A main focal point of the project is to address the complexity of brain diseases and examine the connections between different conditions. As diseases like Alzheimer’s, dementia, and other forms of cognitive decline continue to affect more people every year, it is important that scientists understand the workings of and links between the various diseases before they are able to effectively treat them. Alzheimer’s and dementia affect more than 5 million people across the United States. In the United Kingdom, the disease affects more than 800,000 people.

Professor Henry Markram, Director of the Human Brain Project at Ecole Polytechnique Fédérale de Lausanne in Switzerland, explained the importance of gathering all of the data and information: "We should begin to understand what makes the human brain unique, the basic mechanisms behind cognition and behaviour, how to objectively diagnose brain diseases, and to build new technologies inspired by how the brain computes," he said.

Cost of Dementia

Though $1 billion seems a hefty sum for just one single project, this long term project is expected to bring new advancements to both the scientific and medical fields that could potentially have drastic effects on the way we approach brain research.

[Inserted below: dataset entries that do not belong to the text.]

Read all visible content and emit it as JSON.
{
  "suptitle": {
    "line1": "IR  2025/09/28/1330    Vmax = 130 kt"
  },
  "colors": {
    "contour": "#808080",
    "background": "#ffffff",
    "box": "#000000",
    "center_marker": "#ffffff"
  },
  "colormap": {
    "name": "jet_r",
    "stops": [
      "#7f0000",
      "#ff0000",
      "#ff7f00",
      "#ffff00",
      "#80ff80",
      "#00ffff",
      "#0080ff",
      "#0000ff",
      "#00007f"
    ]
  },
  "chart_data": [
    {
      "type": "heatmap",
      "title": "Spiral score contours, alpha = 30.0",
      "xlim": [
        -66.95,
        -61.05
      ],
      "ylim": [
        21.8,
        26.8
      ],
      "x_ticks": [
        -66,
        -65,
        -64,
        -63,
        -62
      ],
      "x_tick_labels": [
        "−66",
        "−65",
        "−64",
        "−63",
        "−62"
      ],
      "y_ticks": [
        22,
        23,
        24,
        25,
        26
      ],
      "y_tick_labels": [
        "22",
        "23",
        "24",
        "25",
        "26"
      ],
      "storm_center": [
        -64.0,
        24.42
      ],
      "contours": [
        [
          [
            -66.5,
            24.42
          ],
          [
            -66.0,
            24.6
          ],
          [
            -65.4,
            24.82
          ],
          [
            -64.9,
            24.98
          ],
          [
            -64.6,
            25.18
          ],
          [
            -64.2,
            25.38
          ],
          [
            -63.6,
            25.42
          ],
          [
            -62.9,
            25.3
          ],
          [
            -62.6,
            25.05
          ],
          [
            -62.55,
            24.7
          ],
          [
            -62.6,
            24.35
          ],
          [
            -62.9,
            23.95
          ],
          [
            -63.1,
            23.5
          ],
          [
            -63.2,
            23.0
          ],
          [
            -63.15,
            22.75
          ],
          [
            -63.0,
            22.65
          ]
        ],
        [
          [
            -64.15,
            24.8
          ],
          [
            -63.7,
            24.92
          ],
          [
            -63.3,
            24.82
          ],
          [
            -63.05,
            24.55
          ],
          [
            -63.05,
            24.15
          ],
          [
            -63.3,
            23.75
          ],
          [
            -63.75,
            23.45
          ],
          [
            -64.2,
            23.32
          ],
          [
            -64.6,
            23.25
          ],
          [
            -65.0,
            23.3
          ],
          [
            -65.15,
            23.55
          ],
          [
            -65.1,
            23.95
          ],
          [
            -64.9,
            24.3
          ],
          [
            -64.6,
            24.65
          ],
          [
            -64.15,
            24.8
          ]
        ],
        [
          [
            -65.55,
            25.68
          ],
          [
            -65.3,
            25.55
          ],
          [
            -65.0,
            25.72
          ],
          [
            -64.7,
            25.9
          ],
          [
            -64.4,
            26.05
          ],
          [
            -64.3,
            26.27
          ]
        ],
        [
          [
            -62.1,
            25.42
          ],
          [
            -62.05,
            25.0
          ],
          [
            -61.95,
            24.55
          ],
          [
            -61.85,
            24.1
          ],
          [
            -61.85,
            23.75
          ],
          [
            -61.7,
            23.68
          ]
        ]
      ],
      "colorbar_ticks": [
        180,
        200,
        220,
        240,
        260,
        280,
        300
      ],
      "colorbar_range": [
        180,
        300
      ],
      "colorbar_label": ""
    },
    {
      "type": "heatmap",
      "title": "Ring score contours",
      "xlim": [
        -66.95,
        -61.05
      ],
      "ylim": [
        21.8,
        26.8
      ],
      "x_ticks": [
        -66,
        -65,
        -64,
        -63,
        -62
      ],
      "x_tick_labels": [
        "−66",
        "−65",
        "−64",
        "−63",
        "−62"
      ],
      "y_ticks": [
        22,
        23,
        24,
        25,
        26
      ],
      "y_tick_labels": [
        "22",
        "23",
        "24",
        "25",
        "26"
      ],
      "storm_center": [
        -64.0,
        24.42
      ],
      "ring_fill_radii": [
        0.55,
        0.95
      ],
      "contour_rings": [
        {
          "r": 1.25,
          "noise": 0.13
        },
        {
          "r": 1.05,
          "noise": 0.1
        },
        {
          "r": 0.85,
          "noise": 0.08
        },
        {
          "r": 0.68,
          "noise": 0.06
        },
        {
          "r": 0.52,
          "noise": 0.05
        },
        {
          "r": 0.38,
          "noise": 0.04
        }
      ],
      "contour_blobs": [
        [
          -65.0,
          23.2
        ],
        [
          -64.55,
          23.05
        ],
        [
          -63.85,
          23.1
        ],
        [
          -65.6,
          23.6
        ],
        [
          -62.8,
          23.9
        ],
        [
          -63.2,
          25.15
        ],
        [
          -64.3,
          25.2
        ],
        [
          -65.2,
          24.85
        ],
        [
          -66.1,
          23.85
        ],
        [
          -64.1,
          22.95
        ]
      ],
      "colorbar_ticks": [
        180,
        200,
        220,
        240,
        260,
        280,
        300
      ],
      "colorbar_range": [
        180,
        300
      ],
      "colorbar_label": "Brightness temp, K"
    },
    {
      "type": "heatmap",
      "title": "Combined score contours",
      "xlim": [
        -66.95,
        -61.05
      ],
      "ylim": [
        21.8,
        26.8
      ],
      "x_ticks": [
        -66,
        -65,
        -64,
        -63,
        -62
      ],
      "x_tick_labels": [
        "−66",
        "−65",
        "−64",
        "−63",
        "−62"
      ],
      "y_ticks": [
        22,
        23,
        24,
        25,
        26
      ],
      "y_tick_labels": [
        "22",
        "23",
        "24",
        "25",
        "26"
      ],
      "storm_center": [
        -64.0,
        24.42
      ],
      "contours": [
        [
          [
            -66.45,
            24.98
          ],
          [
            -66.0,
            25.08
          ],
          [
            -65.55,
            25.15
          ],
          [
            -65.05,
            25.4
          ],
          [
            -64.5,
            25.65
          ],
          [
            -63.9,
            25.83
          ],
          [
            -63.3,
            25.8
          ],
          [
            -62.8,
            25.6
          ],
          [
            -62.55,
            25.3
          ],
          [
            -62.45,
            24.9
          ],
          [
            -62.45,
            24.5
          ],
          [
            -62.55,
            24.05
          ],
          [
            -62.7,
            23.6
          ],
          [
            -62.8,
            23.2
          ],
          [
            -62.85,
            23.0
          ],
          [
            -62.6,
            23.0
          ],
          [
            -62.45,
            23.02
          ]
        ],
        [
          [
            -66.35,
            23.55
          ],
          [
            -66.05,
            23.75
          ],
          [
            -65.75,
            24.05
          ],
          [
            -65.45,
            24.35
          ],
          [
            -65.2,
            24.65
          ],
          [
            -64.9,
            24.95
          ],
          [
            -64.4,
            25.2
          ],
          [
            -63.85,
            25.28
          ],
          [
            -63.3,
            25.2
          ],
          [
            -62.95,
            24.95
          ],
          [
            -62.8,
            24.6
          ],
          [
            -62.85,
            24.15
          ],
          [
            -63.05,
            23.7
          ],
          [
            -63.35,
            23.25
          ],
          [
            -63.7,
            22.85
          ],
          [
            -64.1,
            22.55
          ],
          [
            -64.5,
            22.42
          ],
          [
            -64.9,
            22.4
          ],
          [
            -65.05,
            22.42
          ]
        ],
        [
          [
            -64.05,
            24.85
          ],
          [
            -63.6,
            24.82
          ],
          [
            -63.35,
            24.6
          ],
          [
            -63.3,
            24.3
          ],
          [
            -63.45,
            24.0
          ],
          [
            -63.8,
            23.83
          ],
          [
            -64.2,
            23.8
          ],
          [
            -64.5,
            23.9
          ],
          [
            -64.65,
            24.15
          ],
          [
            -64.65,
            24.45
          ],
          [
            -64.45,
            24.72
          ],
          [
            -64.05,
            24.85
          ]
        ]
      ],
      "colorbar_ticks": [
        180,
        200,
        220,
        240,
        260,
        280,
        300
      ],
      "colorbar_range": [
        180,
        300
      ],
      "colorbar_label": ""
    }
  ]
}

In the United States alone, family caregivers provide an estimated $450 billion in unpaid care every single year. More than $216 billion of that care is for family members with Alzheimer’s or another form of dementia. These high costs are taking a toll on the nation as a whole, which is struggling to sustain its social programs under the immense burden of taxpayer-funded care. Any breakthrough that has the potential to decrease the incidence of Alzheimer’s and dementia has the potential to tremendously affect the nation in a positive way.